Perdone usted la ignorancia y la crueldad, ahora que ya no puede
perdonarnos. Tenga misericordia con los rapsodas del transfuguismo y con
los patriotas de geometría variable. Sea indulgente con los idólatras
de la juventud, y de la corbata. Y séalo ahora también a titulo
póstumi, cuando los hitos del Mundial y de la Eurocopa, la devoción al
tiki-taka y el guardiolismo zen parecen haber subordinado la impronta que usted,
míster, otorgó a la selección española.
Habrá que disculparse. Habrá que perdirle a usted perdón.
Porque hemos escrito de usted que era un ludópata y un bebedor
impenitente de wishky. Porque hemos decidido que usted era un racista. Y
no necesitábamos otros argumentos que la bronca a Reyes. Y porque ese
apelativo de Zapatones lo hemos utilizado arbitrariamente para retratar
su torpeza en sentido general, hasta la caricatura.
Y no le hemos perdonado ese desaliño ni esas maneras de hombre
volcánico. Hubiéramos preferido a un entrenador metrosexual. Que hablara
idiomas. Porque usted no los habla. Usted habla claro y sincero. Y usted se equivoca. Por eso preferíamos a un mister de laboratorio. Y no un hombre perseverante y paciente, como usted.
Usted ni siquiera ha sido feliz con el fútbol. Así
que le reprochábamos también sus angustias personales. Veíamos un hombre
con zonas de oscuridad. Veíamos un hombre. Por eso cuestionábamos que
usted no fuera un actor. Un encantador de los periodistas. Un demagogo
con los aficionados. Un entrenador posmoderno. Por no tener, usted no
tenía ni cuenta en twiitter. Usted ha asido un hombre desagradable,
decíamos. Y tuvimos que callarnos cuando usted cambio la historia de
nuestro fútbol.
Y entonces empezamos a recubrirlo de elogios. A raíz de la Eurocopa, se entiende.Y le comparamos no a Helenio Herrera, sino al almirante Nelson.
E incurrimos todos en un estado de amnesia. Y olvidamos que a usted lo
habíamos vejado y humillado. Y entonces pedimos que la Federación lo
renovara. Y dijimos que la selección no podía estar en mejores manos. Y
nos apuntamos nuestra parte alicuota de la victoria. Y presumimos de
usted.
De sabio de Hortaleza pasó usted a sabio. Y de Zapatones no se acordaba nadie.
Casi le concedíamos a usted la destreza de Fred Astaire bailando
tip-tap-. Y nos tomamos en serio, porque nos convenía, aquel aforismo
personal que durante muchos años habíamos considerado una bravuconada:
ganar y ganar, ganar y ganar.
Dudamos de usted, Aragonés. Y escogimos otro apodo para jubilarlo: El
abuelo.

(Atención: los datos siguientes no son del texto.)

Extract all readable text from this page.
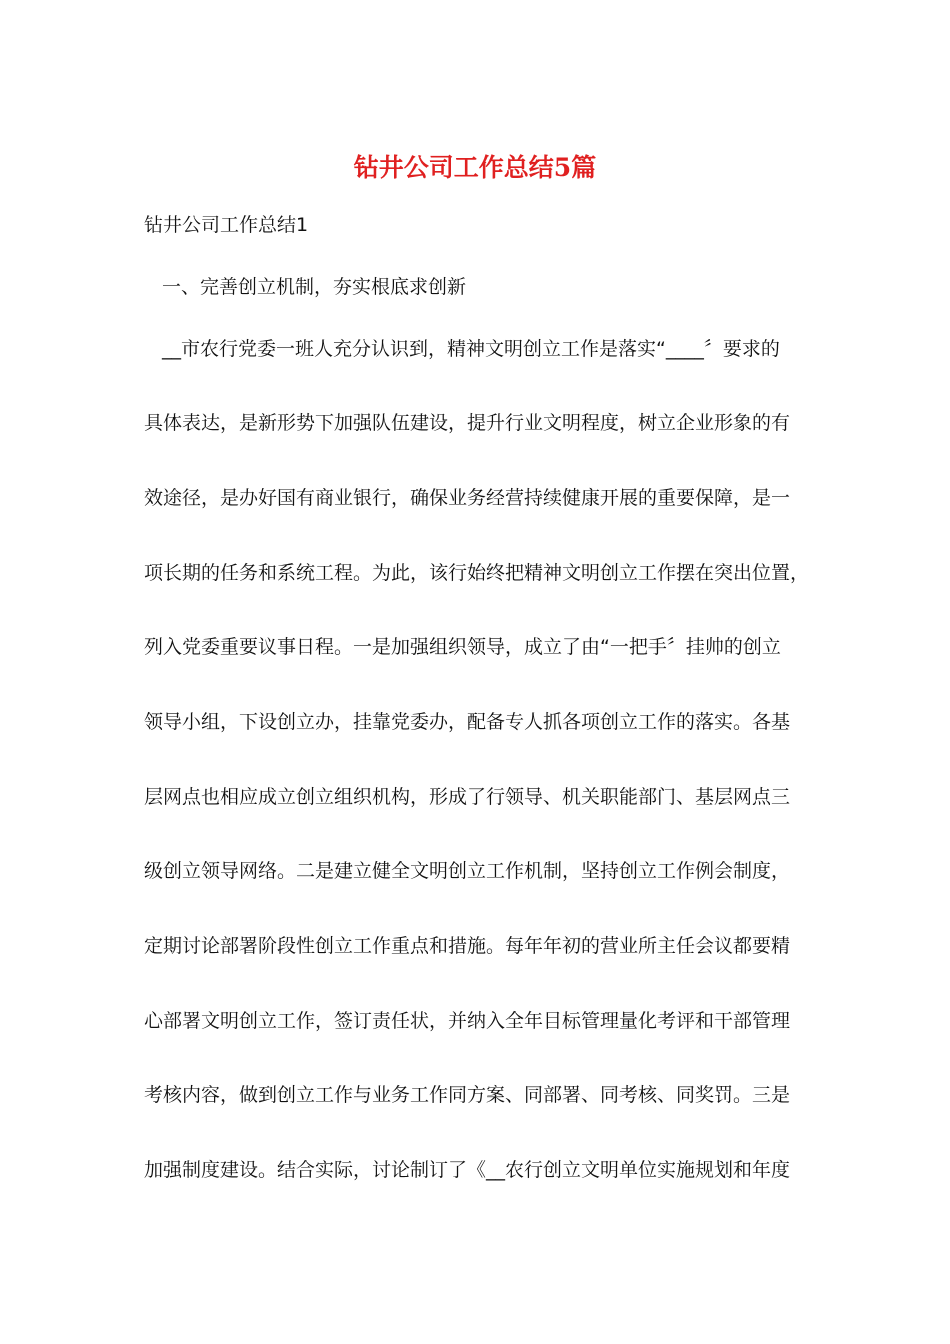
钻井公司工作总结5篇
钻井公司工作总结1
一、完善创立机制，夯实根底求创新
__市农行党委一班人充分认识到，精神文明创立工作是落实“____〞要求的
具体表达，是新形势下加强队伍建设，提升行业文明程度，树立企业形象的有
效途径，是办好国有商业银行，确保业务经营持续健康开展的重要保障，是一
项长期的任务和系统工程。为此，该行始终把精神文明创立工作摆在突出位置，
列入党委重要议事日程。一是加强组织领导，成立了由“一把手〞挂帅的创立
领导小组，下设创立办，挂靠党委办，配备专人抓各项创立工作的落实。各基
层网点也相应成立创立组织机构，形成了行领导、机关职能部门、基层网点三
级创立领导网络。二是建立健全文明创立工作机制，坚持创立工作例会制度，
定期讨论部署阶段性创立工作重点和措施。每年年初的营业所主任会议都要精
心部署文明创立工作，签订责任状，并纳入全年目标管理量化考评和干部管理
考核内容，做到创立工作与业务工作同方案、同部署、同考核、同奖罚。三是
加强制度建设。结合实际，讨论制订了《__农行创立文明单位实施规划和年度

Que no era tanto un motivo para vanagloriarnos del magisterio
de la senectud, como un pretexto para considerarlo inapropiado en el
cargo de un club de fútbol chic.
Esta sociedad nuestra que desahucia a los ancianos no podía
permitirse que el embajador de la Roja fuera un tipo con el pelo blanco.
Y con gafas. Usted era muy mayor, sosteníamos. Hacía falta savia nueva
para la selección, decíamos. Y no gente sabia si el precio iba a consistir bregar con un hombre de 70 años. Peor aún, con un cascarrabias que no sabe comportarse en la corrección política exigida y exigible.
No se concibe lo que sobrevino después sin el hito de la final de Viena y el gol de Torres. España había tardado 40 años en regresar a la jerarquía del fútbol. Y Luis Aragonés había imprimido carácter al equipo, trasladando a la selección la idiosincrasia del Atlético de Madrid. Que es la suya y la de ese escudo que nadie osará a pisar en su presencia.